I cannot believe that Franky would hang out with Anita Blake.
I guess Poison is the definitive member of Mad Gear.
I always thought it was Hugo myself.
Not for nothing, but it doesn’t say Vampire Hunter on the cover any more. I haven’t read it so I don’t have a per issue corpse chuckle count.
See, the thing is – these comics are still based on the earlier books. Which are awful, but compared to the later books they are fine literature.
Yes. Seriously.
One of her later books literally has the characters waking up, going down a hallway, having a fight, then running back the way they came and then it ends. The ENTIRE BOOK is WALKING DOWN A HALLWAY. Every time I finish one of these books I feel like I’ve just escaped from a mental institution.
@Cait which one is that?
This series inspired such masochism in me that I scored the rest of the books secondhand. I’m at the point where I want to claw my face off rather than continue, but part of me wants to know just how bad they go!
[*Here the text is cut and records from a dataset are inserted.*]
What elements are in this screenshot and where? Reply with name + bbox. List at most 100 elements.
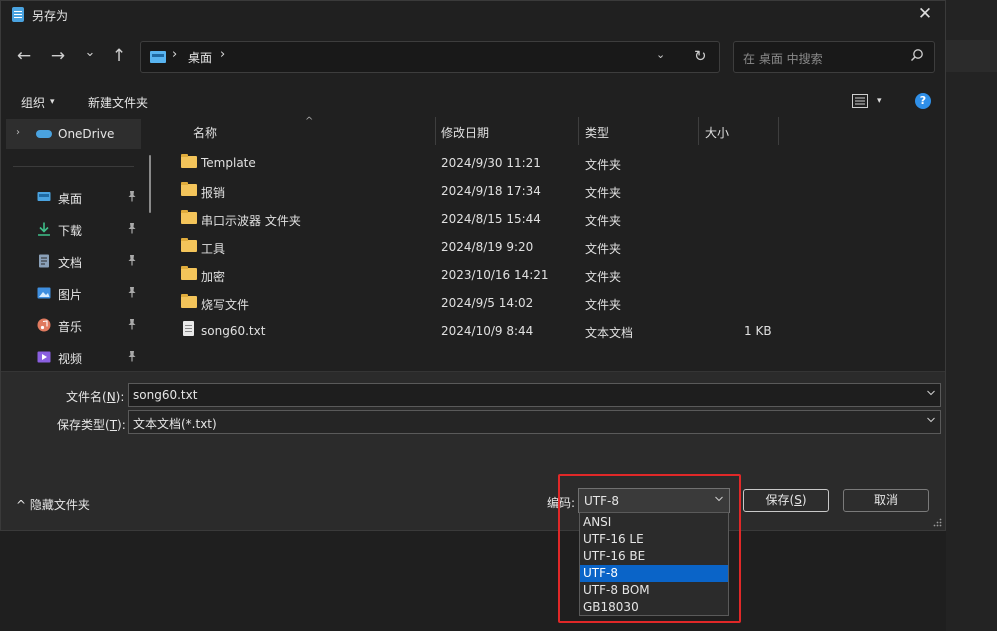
cloud-icon [36,130,52,138]
sidebar-item-label: OneDrive [58,127,115,141]
column-header-size[interactable]: 大小 [705,124,729,141]
column-divider[interactable] [578,117,579,145]
file-type: 文件夹 [585,214,622,228]
sidebar-item-label: 视频 [58,352,83,366]
background-window-lower [0,531,946,631]
music-icon [37,318,51,332]
file-modified: 2024/8/19 9:20 [441,240,534,254]
file-modified: 2024/10/9 8:44 [441,324,534,338]
filetype-label: 保存类型(T): [57,418,126,432]
chevron-down-icon[interactable]: ▾ [877,96,882,106]
file-row[interactable]: 串口示波器 文件夹 2024/8/15 15:44 文件夹 [163,205,945,233]
chevron-down-icon[interactable] [927,416,935,424]
column-divider[interactable] [698,117,699,145]
folder-icon [181,154,197,168]
pin-icon [126,222,138,234]
file-row[interactable]: 加密 2023/10/16 14:21 文件夹 [163,261,945,289]
breadcrumb-separator[interactable]: › [220,47,225,62]
sidebar-item-label: 图片 [58,288,83,302]
file-modified: 2024/9/5 14:02 [441,296,534,310]
file-type: 文件夹 [585,158,622,172]
highlight-box [558,474,741,623]
background-window [946,0,997,631]
column-divider[interactable] [435,117,436,145]
sidebar-item-document[interactable]: 文档 [1,247,151,275]
file-size: 1 KB [744,324,772,338]
file-row[interactable]: 工具 2024/8/19 9:20 文件夹 [163,233,945,261]
chevron-down-icon: ▾ [50,97,55,107]
filename-value: song60.txt [133,388,198,402]
breadcrumb-desktop[interactable]: 桌面 [188,49,212,66]
refresh-icon[interactable]: ↻ [694,47,707,65]
file-type: 文件夹 [585,242,622,256]
resize-grip-icon[interactable] [932,518,942,528]
forward-button[interactable]: → [46,45,70,69]
folder-icon [181,294,197,308]
filename-input[interactable]: song60.txt [128,383,941,407]
column-divider[interactable] [778,117,779,145]
sidebar-item-onedrive[interactable]: › OneDrive [6,119,141,149]
folder-icon [181,210,197,224]
view-options-icon[interactable] [852,94,868,108]
filename-label: 文件名(N): [66,390,125,404]
file-modified: 2024/9/18 17:34 [441,184,541,198]
recent-locations-button[interactable]: ⌄ [78,42,102,66]
chevron-right-icon[interactable]: › [16,127,20,138]
organize-button[interactable]: 组织 [21,94,45,111]
column-header-type[interactable]: 类型 [585,124,609,141]
search-placeholder: 在 桌面 中搜索 [743,52,823,66]
new-folder-button[interactable]: 新建文件夹 [88,94,148,111]
document-icon [39,254,49,268]
pin-icon [126,350,138,362]
navigation-bar: ← → ⌄ ↑ › 桌面 › ⌄ ↻ 在 桌面 中搜索 [1,39,945,75]
help-icon[interactable]: ? [915,93,931,109]
sidebar-item-label: 音乐 [58,320,83,334]
hide-folders-button[interactable]: ^ 隐藏文件夹 [16,496,90,513]
navigation-pane: › OneDrive 桌面下载文档图片音乐视频 [1,119,161,371]
desktop-icon [150,51,166,63]
address-dropdown-icon[interactable]: ⌄ [656,48,665,61]
address-bar[interactable]: › 桌面 › ⌄ ↻ [140,41,720,73]
sidebar-item-desktop[interactable]: 桌面 [1,183,151,211]
sidebar-item-label: 桌面 [58,192,83,206]
cancel-button[interactable]: 取消 [843,489,929,512]
file-row[interactable]: song60.txt 2024/10/9 8:44 文本文档 1 KB [163,317,945,345]
filetype-select[interactable]: 文本文档(*.txt) [128,410,941,434]
column-header-modified[interactable]: 修改日期 [441,124,489,141]
file-row[interactable]: 烧写文件 2024/9/5 14:02 文件夹 [163,289,945,317]
file-name: 报销 [201,186,226,200]
sidebar-item-download[interactable]: 下载 [1,215,151,243]
file-modified: 2024/8/15 15:44 [441,212,541,226]
file-list: 名称 ^ 修改日期 类型 大小 Template 2024/9/30 11:21 文… [163,116,945,371]
save-button[interactable]: 保存(S) [743,489,829,512]
save-as-dialog: 另存为 ✕ ← → ⌄ ↑ › 桌面 › ⌄ ↻ 在 桌面 中搜索 组织 ▾ 新… [0,0,946,531]
chevron-down-icon[interactable] [927,389,935,397]
up-button[interactable]: ↑ [107,45,131,69]
folder-icon [181,266,197,280]
file-type: 文件夹 [585,186,622,200]
file-name: 加密 [201,270,226,284]
file-row[interactable]: Template 2024/9/30 11:21 文件夹 [163,149,945,177]
folder-icon [181,182,197,196]
sidebar-item-pictures[interactable]: 图片 [1,279,151,307]
sidebar-item-video[interactable]: 视频 [1,343,151,371]
file-type: 文本文档 [585,326,634,340]
pictures-icon [37,287,51,299]
file-modified: 2024/9/30 11:21 [441,156,541,170]
pin-icon [126,318,138,330]
file-name: Template [201,156,256,170]
file-row[interactable]: 报销 2024/9/18 17:34 文件夹 [163,177,945,205]
sidebar-item-music[interactable]: 音乐 [1,311,151,339]
breadcrumb-separator: › [172,47,178,62]
back-button[interactable]: ← [12,45,36,69]
file-name: 工具 [201,242,226,256]
save-options-pane: 文件名(N): song60.txt 保存类型(T): 文本文档(*.txt) … [1,372,945,530]
sort-ascending-icon: ^ [305,116,314,127]
text-file-icon [183,321,194,336]
video-icon [37,351,51,363]
column-header-name[interactable]: 名称 [193,124,217,141]
close-button[interactable]: ✕ [905,1,945,29]
pin-icon [126,286,138,298]
search-input[interactable]: 在 桌面 中搜索 [733,41,935,73]
notepad-icon [12,7,24,22]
Cait, it gets even worse in the last few books. “Skin Trade” has three whole chapters that consist of Anita talking on the phone, and staring at other people’s family photos. NOTHING else happens.
And there’s a freaking severed head in those chapters. Most people couldn’t be that boring and pointless if they TRIED.
So happy to have provided you with such joy. Don’t worry I’ll have a bunch more for you with the next series!
Best,
Brett Booth
Anitas thighs are actually bulging here. Bulging. I think they´re kinda like power centra where she gets.. apparently not stamina for fighting.. maybe some juice for talking the talk?
Well.. having read the book,I was pretty excited over the comic adaptation.
However I have to agree with your posts so far.It is pretty awful.
The script seems poorly thought out.
Quite a bit of the narrative that is pretty irrelevant seems to get special attention in the comic book,hence dragging the story out more than necessary.
It all seems dumbed down with a lot of bits left unexplained.